- Genre: Documentary
- Presented by: Gerry Robinson
- Country of origin: United Kingdom
- Original language: English
- No. of seasons: 2
- No. of episodes: 4

Original release
- Network: BBC2
- Release: 8 January – 10 January 2007

Related
- Can Gerry Robinson Fix the NHS? One Year On;

= Can Gerry Robinson Fix the NHS? =

2007 British TV series

Can Gerry Robinson Fix the NHS? is a three-part Open University BBC series shown on BBC2 from 8 to 10 January 2007. This is the second BBC series where Gerry Robinson works to turn around failing companies, but whereas his earlier series I'll Show Them Who's Boss had a commercial focus, this one deals with the public sector.

In order to explore the management culture at the NHS, Robinson is set the task of spending six months at Rotherham General Hospital to see if he could reduce waiting lists without any further spending. Robinson was convinced that he could bring commercial values to the public health sector and that his lessons could be applied nationwide:
"Any business, no matter how large, can be made to work well. I knew nothing about the medical profession but good management is good management – whether you’re running a corner shop or a large hospital. I was working in a hospital in Rotherham but the ideas we were trying could be applied across the NHS to any hospital, anywhere in the country".

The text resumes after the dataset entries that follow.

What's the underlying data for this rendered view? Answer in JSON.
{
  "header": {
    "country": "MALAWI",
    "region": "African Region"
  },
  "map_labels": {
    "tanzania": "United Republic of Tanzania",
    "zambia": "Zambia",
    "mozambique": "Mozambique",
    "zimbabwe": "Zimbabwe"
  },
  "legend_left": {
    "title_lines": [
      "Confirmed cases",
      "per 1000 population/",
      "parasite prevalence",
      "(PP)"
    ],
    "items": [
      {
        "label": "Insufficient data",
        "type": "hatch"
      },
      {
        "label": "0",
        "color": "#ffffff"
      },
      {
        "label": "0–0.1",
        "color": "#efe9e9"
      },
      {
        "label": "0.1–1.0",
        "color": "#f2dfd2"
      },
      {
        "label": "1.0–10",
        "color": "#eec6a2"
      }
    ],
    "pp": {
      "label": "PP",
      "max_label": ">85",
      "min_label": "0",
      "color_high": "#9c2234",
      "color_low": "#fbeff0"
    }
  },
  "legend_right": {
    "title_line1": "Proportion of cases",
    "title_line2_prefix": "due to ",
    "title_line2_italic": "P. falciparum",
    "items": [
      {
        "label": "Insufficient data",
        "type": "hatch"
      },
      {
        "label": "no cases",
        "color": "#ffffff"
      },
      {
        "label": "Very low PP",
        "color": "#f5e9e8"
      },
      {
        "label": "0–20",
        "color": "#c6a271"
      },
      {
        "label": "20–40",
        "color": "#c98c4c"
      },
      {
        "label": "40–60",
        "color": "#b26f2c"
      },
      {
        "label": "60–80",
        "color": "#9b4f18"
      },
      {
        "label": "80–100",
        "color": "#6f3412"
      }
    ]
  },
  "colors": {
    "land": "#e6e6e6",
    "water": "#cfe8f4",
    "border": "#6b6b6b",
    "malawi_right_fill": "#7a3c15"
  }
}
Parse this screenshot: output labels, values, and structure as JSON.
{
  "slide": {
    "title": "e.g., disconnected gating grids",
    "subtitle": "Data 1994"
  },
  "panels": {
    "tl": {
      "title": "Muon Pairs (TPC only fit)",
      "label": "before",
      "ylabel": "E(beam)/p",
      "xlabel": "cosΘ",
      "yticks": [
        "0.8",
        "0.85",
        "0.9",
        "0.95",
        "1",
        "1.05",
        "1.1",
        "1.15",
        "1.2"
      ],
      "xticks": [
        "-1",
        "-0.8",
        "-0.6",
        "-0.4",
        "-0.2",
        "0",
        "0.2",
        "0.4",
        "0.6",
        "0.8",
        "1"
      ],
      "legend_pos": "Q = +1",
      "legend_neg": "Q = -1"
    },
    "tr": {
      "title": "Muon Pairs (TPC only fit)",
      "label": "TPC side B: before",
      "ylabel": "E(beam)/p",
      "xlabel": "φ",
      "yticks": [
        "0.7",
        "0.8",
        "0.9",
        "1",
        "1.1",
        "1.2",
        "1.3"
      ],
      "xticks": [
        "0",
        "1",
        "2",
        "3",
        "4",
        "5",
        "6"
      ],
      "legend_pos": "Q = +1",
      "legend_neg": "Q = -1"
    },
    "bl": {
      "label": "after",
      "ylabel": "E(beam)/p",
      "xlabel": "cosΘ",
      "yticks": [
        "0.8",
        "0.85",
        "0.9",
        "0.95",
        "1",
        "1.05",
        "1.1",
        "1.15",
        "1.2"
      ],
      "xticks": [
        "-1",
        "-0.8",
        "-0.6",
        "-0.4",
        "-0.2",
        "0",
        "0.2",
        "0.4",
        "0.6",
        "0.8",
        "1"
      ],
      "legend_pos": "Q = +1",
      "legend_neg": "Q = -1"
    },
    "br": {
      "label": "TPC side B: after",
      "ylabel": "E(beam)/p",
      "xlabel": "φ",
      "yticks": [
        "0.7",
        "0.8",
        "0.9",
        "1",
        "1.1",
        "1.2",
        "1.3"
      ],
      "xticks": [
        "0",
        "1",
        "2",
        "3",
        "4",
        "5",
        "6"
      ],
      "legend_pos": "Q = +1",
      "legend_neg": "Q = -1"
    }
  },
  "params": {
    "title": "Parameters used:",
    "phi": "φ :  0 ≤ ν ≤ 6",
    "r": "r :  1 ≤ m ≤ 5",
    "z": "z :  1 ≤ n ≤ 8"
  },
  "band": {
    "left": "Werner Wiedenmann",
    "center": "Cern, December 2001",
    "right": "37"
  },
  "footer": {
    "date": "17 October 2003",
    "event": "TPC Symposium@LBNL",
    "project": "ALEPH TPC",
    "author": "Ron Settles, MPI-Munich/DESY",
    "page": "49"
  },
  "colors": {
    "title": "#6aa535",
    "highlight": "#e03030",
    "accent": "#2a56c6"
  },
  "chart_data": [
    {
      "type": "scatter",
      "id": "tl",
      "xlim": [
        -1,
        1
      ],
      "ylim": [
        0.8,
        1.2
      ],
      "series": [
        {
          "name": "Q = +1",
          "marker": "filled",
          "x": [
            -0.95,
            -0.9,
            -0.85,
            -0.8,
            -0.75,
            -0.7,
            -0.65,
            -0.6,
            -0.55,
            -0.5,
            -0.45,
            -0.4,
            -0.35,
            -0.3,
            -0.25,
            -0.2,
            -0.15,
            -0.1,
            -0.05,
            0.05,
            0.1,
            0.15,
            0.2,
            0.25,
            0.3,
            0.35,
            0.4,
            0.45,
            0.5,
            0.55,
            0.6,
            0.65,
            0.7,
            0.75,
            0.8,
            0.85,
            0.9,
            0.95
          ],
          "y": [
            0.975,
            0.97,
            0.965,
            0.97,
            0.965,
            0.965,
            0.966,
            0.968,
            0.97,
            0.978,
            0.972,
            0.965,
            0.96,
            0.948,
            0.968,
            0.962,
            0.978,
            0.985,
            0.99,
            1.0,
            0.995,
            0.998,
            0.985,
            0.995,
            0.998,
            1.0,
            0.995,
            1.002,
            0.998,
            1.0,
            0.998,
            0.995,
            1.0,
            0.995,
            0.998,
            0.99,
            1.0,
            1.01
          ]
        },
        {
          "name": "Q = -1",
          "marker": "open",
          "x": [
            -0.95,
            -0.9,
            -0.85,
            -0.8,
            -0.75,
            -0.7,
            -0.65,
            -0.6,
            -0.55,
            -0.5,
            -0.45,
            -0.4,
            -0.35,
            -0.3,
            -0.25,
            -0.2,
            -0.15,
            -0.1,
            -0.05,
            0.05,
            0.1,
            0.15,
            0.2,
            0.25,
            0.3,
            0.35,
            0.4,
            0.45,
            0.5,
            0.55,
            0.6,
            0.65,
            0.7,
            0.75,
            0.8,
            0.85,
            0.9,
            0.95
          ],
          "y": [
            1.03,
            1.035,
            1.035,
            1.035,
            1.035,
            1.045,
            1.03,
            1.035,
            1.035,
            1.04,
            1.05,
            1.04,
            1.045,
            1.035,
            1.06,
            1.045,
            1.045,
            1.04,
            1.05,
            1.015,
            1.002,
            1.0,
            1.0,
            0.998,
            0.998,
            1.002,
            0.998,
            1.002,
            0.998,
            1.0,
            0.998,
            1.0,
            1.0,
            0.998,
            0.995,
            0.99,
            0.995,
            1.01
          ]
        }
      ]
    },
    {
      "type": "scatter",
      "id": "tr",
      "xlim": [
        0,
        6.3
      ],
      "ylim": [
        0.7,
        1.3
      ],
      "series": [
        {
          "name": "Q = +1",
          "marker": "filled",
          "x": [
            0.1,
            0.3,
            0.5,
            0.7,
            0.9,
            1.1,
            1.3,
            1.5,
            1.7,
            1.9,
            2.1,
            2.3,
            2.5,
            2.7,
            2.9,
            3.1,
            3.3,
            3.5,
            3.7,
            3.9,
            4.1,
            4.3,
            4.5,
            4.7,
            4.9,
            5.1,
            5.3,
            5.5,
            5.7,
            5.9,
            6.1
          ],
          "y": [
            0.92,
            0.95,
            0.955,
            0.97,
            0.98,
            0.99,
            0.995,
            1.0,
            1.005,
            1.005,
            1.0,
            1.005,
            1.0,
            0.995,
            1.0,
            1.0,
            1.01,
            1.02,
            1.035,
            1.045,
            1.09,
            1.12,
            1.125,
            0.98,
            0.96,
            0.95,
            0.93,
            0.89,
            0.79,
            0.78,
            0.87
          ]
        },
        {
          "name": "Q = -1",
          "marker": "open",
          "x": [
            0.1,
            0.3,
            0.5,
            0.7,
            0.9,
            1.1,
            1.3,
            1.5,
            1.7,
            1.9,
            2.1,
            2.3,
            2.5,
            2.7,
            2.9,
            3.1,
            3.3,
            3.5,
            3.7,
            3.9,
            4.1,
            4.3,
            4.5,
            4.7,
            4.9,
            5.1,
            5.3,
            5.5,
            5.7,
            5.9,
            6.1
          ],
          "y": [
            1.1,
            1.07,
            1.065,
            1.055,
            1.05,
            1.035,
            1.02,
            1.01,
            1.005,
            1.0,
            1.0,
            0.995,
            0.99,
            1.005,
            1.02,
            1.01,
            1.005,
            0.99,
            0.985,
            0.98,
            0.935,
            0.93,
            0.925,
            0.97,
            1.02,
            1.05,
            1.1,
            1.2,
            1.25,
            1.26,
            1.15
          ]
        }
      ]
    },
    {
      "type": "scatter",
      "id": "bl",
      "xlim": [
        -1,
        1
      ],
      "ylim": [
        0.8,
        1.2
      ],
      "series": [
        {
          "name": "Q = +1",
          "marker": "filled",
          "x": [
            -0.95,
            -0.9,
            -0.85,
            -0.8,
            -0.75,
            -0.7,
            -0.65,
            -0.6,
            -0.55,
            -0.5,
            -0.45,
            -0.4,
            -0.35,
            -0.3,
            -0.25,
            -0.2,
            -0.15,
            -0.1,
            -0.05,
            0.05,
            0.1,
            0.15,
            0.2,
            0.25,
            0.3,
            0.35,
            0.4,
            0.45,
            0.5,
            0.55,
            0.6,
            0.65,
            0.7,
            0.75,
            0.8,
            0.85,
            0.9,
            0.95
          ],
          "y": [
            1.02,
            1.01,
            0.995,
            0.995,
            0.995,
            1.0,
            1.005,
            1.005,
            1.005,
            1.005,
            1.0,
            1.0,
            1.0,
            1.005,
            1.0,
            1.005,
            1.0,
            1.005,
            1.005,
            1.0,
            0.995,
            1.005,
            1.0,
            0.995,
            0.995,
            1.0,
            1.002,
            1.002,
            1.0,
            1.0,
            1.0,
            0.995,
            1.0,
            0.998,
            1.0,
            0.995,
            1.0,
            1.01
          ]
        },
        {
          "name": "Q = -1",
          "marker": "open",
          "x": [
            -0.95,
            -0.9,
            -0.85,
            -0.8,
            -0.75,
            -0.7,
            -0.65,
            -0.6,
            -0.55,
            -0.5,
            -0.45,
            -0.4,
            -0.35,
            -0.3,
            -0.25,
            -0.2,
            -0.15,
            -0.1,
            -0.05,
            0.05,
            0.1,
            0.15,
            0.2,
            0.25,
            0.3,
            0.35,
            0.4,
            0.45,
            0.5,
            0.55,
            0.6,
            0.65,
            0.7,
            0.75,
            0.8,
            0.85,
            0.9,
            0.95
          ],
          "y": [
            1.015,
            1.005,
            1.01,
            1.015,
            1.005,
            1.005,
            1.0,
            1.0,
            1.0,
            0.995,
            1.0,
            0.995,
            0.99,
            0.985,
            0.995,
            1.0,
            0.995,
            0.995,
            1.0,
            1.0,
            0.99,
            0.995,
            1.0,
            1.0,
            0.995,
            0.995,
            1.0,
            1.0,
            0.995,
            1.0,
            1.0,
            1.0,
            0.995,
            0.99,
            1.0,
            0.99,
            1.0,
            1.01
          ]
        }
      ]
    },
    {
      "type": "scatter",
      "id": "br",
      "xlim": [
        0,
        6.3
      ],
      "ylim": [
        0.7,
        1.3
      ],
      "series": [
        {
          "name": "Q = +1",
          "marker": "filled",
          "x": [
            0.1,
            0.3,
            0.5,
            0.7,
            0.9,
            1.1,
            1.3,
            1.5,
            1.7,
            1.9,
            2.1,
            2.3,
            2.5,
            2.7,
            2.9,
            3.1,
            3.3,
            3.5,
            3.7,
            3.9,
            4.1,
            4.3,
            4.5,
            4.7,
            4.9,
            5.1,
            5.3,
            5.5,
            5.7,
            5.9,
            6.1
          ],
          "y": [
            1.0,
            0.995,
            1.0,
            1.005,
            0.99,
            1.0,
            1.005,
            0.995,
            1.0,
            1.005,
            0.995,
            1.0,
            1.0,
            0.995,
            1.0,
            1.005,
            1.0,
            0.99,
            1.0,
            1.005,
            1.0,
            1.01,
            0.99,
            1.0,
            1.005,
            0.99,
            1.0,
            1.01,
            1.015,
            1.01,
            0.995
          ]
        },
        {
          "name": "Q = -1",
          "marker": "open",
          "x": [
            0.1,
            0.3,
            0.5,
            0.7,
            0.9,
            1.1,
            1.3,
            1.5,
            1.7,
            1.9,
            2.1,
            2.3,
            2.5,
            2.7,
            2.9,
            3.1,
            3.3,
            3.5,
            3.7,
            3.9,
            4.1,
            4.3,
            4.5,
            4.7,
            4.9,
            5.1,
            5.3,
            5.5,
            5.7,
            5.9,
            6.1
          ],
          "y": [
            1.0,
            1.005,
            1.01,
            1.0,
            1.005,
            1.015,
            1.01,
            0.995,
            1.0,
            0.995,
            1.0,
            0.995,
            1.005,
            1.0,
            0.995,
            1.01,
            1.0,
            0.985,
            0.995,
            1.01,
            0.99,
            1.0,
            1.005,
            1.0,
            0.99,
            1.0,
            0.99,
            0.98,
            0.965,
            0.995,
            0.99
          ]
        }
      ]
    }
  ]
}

After completing the series, Robinson gave an interview to the Open University explaining his conclusions and beliefs about what was needed in the NHS. Among his comments were: I do believe that whilst there is a great deal one can do in terms of training people who already have a natural aptitude, unless you’re recruiting the very best young people, the very best senior people as a starting point so that they start to recognise those young people and bring them through, until we start taking the management of these complex organisations seriously, in the way that management is taken seriously in commercial organisations, frankly we’re just going to be chipping away at the edges of the problem in the NHS....
I think what the NHS needs to learn is that actually you don’t solve problems by throwing money at it, and not every problem actually needs money to solve it. That’s the first lesson. Secondly, to get out of their heads the idea that things have to take three years to do and get into the idea that there is a series of objectives that we need to do now, and that we’ve got months, not years to do it. Those two things, I think, would have the biggest single impact on the way that the Health Service is managed.